"She would try to escape from a place where she is a stranger. But it would cut her deeply to leave her father unburied," he argued shrewdly. "She would go direct to their old home in Philadelphia, where the associations with him were strongest. She is full of such foolish notions!" He glowed with admiration of these warm affections, so becoming to a beautiful woman, as he leaned back in his seat in the car. Van Ness had indeed a keen appreciation of fine sentiments in books or in people. A noble thought fitly uttered or a pathetic strain of music would bring the tears to his eyes. All his friends will testify to-day that he is a man of most sensitive nature. He remembered this admirable trait in himself as he sat thinking over his future married life that night. It was one of the means by which he would be sure to win the love of his wife, and drive away her grief for the poor old captain. He took out a tiny volume from his pocket and studied it carefully by the dull light of the lamp overhead. The conductor, who knew the great Christian financier by sight, looked on reverently at a distance. It was some epitome of wisdom that he pored over: perhaps the Book of books. There was, in fact, a little mirror set in the inside of the binding. Van Ness studied the glisten on his yellow beard, the gluey softness of his blue eyes. "There never was a woman who would not yield to me," he thought, shutting the book. "But it does not matter whether she does or not," he added, his fingers searching for the marriage certificate in his pocket and closing on it with a fierce grip.
CHAPTER XX.
Van Ness had really but slight knowledge of the places in which Jane's early life had been passed. On reaching Philadelphia he was forced to search through old directories for the houses in which the captain had lived, and go to them in turn—a tedious process enough, as the old man had migrated, as his whim or purse dictated, from Kensington to Southwark, from a close-built block in the business quarter to a tumble-down cottage on the Wissahickon. It was near night before he arrived at the old house surrounded by trees in the Neck which had been their last home in Philadelphia. Disappointment and secret rage had only made the unctuous sweetness of his manner a little coarser in flavor. The woman who came to the door adjusting a pink bow at her collar found his familiar greeting exactly suited to the level of her own breeding.
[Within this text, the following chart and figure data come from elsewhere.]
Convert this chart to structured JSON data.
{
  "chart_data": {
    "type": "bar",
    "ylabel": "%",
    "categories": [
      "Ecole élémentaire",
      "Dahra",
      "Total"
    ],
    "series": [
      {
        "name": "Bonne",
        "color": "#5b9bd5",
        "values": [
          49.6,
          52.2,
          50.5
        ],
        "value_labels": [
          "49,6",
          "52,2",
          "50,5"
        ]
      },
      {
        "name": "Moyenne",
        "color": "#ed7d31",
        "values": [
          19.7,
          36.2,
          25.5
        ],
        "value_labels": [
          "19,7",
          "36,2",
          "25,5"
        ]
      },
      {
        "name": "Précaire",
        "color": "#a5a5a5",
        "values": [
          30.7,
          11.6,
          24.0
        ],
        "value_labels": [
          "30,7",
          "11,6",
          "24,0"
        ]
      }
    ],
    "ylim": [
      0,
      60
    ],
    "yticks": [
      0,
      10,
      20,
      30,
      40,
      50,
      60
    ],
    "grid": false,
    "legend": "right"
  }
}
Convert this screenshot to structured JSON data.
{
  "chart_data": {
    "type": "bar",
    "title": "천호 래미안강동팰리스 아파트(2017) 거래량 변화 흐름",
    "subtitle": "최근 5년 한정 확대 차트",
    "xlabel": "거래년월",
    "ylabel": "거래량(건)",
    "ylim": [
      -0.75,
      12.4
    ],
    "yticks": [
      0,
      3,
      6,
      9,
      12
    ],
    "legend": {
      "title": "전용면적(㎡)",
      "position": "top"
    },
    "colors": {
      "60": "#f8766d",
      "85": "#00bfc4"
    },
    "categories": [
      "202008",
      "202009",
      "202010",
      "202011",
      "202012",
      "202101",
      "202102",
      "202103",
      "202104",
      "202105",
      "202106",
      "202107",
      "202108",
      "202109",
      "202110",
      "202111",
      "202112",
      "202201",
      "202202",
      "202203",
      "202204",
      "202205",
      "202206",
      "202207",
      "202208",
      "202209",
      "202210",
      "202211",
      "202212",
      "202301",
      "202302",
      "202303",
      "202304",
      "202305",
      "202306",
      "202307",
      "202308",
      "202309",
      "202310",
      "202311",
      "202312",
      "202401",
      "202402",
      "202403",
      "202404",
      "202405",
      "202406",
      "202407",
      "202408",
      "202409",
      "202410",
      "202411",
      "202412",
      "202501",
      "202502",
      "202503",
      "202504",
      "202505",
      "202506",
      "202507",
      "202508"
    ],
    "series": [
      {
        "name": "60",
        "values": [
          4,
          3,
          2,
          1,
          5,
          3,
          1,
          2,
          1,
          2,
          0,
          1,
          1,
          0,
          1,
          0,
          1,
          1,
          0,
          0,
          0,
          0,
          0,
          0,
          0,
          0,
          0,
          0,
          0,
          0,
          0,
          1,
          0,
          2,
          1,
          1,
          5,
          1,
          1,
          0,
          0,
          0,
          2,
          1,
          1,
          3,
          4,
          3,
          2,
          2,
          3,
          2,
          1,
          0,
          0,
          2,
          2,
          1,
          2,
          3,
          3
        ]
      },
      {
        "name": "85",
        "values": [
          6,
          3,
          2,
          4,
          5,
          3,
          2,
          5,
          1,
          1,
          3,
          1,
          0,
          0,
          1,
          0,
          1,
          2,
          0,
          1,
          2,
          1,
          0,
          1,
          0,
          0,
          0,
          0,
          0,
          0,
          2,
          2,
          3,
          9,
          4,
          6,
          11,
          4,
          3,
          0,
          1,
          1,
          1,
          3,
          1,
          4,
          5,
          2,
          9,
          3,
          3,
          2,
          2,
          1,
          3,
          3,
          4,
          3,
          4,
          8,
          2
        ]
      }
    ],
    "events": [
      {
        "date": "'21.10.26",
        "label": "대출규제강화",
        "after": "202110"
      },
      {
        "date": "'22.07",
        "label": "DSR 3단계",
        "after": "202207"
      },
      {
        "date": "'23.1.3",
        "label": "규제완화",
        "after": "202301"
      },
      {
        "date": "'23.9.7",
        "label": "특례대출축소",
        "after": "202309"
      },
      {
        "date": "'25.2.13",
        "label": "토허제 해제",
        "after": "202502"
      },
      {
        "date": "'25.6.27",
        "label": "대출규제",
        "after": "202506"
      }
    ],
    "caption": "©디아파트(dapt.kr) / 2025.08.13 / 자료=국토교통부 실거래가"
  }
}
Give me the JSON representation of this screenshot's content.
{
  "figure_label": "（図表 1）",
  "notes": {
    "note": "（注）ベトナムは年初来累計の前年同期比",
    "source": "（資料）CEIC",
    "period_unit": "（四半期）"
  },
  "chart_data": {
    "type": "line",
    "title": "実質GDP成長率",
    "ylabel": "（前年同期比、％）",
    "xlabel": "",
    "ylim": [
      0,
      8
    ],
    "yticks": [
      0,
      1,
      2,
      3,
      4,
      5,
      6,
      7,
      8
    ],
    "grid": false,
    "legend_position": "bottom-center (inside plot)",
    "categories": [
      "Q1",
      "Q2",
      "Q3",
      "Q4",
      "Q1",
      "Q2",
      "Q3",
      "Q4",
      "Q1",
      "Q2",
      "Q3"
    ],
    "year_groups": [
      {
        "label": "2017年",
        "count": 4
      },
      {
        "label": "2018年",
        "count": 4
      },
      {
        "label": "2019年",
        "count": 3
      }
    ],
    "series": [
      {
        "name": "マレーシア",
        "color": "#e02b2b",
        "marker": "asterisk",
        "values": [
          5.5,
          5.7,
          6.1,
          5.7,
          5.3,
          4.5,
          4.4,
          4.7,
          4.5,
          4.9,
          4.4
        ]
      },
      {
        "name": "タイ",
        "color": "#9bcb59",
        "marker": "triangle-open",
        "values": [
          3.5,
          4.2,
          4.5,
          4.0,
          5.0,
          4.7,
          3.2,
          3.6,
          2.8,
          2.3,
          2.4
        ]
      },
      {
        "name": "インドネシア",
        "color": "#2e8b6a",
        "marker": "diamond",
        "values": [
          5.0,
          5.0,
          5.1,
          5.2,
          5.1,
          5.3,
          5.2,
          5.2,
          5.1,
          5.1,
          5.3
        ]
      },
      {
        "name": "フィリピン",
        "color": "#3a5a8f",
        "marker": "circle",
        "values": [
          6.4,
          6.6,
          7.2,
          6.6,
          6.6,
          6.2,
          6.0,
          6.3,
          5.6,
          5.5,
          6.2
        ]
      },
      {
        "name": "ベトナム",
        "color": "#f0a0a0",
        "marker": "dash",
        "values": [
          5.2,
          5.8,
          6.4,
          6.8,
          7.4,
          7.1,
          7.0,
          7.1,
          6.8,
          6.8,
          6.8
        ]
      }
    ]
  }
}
"A young lady? With blue eyes and yellow hair? Oh yes, sir. Colored pretty much like yourself. But she don't favor you, either. Come in! come in! My name's Crawford. Young lady's yer sister, likely?"
"At what time was she here?"
"Just at breakfast-time. Well, say seven. She didn't come in no furder than this room. Said she'd lived here with a friend, and would like to take a look ag'in at the old place. She sat there, on that settee, and looked in the fire a while, and then went out to the garden and walked up and down. I suspicioned she wa'n't right in her mind," volubly. "The idee of comin' back to look at a house and yard! I guess I was right. Somethin' wantin'—eh?" touching her forehead.
"Yes. Do you know in which direction she went, Mrs. Crawford?"
"I haven't the least notion. If I'd ha' had any intimation, now, that she had escaped from her friends, I'd ha' done all I could to help 'em. My George could hev' followed her all day, for that matter. What was the cause, now? Religious excitement? Disappintment?"
"Both, both! You did not observe her dress, I suppose?"
"Oh yes, I did. Brown waterproof and brown hat. 'Twouldn't be easy to trace her by her dress."